Giving each domain flexibility in their data management is primarily an operational challenge and can need significant operating model transformation to make it successful. We believe an Agile approach is beneficial for any type of project and a data mesh transformation is no exception. Don’t bite off too much in the early phases. Instead, identify a small number of initial domains and consumers, and then take them on the technology and process change journey. These are vital early steps to building the foundation for a successful roll out further down the line. Focus on the business problems to solve and the desired outcomes, and use a data mesh implementation as a means to address these and not as an end in itself. And don’t forget that the data mesh paradigm is still a young concept. It’s not yet a well-trodden path so you’ll have to work out some of the answers yourself; without careful management it has the potential to increase complexity and cost much like other previous popular data architectures.
Challenges of Data Meshes
While data meshes are a powerful solution, they have some potential challenges:
- Lack of standardisation: Even though each business domain manages its data separately, data meshes must be driven by consistent, standardised data management techniques to work well. Ensuring consistency across the entire data architecture can be challenging because in some cases, different business domains may follow different policies, or there may be no organisation-wide data standards in place.
- Migration: Even though moving to a data mesh doesn't require a total overhaul of data technologies, it does require some migration and adaptation to implement different pipelines for each domain.
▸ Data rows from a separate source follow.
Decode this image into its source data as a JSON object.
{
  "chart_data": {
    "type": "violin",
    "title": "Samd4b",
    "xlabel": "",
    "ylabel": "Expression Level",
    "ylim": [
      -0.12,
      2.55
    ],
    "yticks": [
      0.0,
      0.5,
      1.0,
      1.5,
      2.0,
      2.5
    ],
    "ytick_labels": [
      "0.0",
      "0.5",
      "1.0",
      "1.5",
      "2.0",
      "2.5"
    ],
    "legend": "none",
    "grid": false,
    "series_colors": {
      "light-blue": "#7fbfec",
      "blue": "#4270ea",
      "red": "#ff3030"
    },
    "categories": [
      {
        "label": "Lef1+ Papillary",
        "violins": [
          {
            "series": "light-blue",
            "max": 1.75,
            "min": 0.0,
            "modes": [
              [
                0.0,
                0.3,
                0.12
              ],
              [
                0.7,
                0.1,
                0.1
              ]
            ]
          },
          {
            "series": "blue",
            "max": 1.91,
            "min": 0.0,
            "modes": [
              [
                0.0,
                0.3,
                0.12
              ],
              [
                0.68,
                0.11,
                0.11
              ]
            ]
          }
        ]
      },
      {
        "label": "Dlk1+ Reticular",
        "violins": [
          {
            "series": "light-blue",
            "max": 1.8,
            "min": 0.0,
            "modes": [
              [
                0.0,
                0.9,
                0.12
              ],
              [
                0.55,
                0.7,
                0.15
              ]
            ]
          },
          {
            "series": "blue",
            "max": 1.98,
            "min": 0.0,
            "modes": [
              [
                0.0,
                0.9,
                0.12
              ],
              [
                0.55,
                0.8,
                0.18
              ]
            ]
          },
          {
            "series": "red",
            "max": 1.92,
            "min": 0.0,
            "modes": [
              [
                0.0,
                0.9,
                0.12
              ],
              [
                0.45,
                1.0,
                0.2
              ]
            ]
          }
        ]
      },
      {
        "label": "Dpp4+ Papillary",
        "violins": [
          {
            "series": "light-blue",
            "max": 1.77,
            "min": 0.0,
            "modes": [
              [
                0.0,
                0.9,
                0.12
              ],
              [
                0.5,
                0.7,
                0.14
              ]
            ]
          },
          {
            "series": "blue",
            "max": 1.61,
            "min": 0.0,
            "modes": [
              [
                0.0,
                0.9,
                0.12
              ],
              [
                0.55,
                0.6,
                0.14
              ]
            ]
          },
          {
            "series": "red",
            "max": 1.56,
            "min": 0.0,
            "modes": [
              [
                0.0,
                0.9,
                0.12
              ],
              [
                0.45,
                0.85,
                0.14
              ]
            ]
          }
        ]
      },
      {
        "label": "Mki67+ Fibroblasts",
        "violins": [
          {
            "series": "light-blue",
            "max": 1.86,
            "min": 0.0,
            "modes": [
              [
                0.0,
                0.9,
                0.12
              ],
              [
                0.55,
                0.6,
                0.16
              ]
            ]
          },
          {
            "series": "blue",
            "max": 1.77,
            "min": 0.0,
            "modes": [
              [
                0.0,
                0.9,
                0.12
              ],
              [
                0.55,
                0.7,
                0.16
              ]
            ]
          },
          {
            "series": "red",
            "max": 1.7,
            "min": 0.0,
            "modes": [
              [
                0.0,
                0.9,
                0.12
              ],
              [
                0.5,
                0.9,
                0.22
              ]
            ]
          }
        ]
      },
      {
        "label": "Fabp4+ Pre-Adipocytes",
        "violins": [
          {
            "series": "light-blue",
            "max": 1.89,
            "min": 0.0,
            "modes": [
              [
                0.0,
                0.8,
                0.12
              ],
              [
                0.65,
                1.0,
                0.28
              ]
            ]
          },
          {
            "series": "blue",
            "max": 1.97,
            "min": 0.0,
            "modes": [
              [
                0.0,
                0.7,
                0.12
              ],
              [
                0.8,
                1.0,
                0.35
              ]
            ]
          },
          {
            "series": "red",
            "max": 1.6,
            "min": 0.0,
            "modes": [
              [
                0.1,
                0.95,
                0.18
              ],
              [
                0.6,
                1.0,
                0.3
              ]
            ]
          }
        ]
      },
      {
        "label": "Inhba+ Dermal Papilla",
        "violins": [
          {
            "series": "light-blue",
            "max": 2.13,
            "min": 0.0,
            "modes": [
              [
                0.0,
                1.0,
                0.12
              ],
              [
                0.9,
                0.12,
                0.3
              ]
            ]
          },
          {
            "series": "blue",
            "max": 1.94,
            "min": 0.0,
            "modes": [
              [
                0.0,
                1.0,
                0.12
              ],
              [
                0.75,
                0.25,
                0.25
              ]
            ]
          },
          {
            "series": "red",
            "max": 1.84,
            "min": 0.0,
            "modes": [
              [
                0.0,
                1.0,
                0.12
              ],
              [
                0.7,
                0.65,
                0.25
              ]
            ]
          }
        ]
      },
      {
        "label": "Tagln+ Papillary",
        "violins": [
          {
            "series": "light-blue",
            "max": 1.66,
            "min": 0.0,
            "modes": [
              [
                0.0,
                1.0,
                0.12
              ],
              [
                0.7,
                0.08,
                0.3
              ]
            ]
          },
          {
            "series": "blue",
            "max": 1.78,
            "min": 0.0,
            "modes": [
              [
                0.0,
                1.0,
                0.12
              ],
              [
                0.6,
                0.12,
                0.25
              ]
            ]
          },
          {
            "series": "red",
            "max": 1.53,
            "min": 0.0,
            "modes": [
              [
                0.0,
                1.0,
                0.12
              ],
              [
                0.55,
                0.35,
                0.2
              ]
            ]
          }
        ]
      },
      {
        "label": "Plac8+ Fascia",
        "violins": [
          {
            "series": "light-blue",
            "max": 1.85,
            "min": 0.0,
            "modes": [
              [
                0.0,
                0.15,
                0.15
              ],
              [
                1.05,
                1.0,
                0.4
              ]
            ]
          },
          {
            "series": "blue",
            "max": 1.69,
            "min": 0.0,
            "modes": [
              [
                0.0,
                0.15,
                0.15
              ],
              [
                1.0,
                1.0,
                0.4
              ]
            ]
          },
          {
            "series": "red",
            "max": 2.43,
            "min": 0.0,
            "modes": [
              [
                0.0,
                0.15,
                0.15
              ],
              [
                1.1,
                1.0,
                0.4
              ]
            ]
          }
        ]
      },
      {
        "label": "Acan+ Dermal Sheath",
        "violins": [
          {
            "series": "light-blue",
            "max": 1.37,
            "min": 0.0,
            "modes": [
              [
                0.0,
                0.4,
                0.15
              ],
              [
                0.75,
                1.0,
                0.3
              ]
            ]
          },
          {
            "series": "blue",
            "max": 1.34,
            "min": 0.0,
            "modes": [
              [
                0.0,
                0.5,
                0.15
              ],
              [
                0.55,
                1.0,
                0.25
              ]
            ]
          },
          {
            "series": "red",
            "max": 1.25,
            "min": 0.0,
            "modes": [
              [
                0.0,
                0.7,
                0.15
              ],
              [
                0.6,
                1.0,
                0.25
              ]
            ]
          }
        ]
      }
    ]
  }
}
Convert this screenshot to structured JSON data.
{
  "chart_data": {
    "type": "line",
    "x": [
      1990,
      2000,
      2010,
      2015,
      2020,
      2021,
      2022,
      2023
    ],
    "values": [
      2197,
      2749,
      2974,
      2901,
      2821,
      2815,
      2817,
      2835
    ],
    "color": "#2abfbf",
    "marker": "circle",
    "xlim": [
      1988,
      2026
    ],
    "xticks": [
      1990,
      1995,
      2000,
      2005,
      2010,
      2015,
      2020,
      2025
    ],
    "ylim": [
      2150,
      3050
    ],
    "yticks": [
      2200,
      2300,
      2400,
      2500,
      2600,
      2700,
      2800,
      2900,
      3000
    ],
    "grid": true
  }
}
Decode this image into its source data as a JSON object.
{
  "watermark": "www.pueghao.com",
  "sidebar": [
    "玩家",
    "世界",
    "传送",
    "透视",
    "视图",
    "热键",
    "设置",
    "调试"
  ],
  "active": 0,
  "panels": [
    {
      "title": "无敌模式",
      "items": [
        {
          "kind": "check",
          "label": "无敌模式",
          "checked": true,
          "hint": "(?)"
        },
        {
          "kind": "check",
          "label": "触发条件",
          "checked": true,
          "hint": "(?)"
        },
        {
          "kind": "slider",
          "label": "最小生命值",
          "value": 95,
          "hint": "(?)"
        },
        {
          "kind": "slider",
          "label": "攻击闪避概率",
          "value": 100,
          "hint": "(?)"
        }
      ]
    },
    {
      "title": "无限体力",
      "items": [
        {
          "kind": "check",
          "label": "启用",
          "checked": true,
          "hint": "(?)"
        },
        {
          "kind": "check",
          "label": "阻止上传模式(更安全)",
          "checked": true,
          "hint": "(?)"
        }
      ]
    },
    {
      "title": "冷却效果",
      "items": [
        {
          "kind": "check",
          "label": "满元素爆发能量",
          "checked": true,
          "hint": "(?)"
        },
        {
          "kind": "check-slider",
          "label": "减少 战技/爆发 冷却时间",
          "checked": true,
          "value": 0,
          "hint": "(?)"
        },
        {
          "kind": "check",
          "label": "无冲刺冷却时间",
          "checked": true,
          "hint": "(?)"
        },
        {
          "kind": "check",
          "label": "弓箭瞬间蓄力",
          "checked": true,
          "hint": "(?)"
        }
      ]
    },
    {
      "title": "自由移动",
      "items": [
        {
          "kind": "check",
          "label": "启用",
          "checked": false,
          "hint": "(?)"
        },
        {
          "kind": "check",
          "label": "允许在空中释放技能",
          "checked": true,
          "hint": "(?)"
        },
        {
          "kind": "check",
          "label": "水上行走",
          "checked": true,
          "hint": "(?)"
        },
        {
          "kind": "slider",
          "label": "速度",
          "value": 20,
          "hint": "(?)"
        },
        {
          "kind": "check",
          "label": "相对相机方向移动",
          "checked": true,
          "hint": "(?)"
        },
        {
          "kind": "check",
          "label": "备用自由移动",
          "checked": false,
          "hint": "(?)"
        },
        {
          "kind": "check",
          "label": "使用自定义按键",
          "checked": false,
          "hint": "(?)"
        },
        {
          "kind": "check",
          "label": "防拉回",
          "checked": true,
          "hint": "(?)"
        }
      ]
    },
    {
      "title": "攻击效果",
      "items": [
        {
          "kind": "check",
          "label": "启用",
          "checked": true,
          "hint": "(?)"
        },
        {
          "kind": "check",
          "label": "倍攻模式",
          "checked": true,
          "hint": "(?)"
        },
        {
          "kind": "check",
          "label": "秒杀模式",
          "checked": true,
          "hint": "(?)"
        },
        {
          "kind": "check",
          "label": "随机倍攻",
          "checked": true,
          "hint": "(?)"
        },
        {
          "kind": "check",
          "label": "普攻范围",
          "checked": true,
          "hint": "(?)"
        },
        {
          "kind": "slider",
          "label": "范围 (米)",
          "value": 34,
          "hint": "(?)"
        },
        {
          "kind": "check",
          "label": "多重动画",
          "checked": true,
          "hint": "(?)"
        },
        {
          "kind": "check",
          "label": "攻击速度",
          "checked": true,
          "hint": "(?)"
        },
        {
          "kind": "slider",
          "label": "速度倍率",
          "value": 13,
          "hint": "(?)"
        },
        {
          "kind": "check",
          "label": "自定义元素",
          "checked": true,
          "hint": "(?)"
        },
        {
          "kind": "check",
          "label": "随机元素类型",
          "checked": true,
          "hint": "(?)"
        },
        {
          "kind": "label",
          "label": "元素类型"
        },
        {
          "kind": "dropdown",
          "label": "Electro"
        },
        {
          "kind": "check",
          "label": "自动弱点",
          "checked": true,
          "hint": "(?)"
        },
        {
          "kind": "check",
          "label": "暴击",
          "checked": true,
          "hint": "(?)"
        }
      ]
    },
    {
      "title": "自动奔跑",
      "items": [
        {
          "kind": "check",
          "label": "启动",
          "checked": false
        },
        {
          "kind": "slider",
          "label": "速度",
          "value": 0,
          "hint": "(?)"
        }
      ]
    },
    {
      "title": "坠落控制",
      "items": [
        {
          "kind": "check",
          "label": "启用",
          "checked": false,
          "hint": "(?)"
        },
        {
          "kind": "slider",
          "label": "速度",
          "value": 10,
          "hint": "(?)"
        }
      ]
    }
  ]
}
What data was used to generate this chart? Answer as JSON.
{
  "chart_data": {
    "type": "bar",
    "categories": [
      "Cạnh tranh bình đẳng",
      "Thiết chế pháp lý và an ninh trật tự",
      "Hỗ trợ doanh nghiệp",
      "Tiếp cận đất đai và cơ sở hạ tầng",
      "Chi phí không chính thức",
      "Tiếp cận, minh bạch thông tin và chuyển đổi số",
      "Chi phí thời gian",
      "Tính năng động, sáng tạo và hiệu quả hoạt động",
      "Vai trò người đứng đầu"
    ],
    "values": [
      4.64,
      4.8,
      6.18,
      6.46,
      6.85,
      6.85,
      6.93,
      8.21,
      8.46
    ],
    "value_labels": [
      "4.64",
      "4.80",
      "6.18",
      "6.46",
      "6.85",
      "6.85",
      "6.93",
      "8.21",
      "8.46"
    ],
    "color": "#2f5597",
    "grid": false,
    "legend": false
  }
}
That can be time-consuming and costly.
- Unsupported domains: There is a risk in some cases that data meshes won't cater to every business domain because those domains may not have the resources or expertise to manage their own data. Domains that are not covered are left without a means of managing data that is important to them—a problem that doesn't exist with centralised data architectures, where every business domain can access the data repository and pipeline.
- Redundant tooling and processes: In situations where different business domains have substantially similar data management needs, a data mesh may result in the duplication of tools or processes because each domain ends up building similar data pipelines. From a purely cost perspective, this may be viewed as inefficient.
- Buy-in for the people and process changes: Seen as another technology project to deliver data to the organisation, it is easy to overlook the operating model changes needed for successful adoption of data mesh. Getting buy-in from your stakeholders that this is necessary can be difficult but it’s vital to a successful transformation. Otherwise you are left with some technology plus some domain teams who don’t know how or why they should use it.
Note that these challenges don't apply in every case and there are . Whether your data mesh may be subject to these drawbacks depends on your business's specific data management needs and strategies.
So, Should You Embrace Data Mesh?
In many cases, the answer hinges, in part, on how large your business is. For smaller businesses, a data mesh may be overkill. Data meshes may also be unnecessary for companies whose data management needs are relatively consistent across domains, and which are likely to end up with redundant pipelines if they transition to a data mesh.
But for the majority of large businesses with complex data management requirements today, a data mesh is the way to go. It enables a more efficient, granular, purposeful approach to working with data—and one that can be tailored to meet the varying needs of different business domains while simultaneously reducing costs and decreasing the time and effort necessary to derive value from data.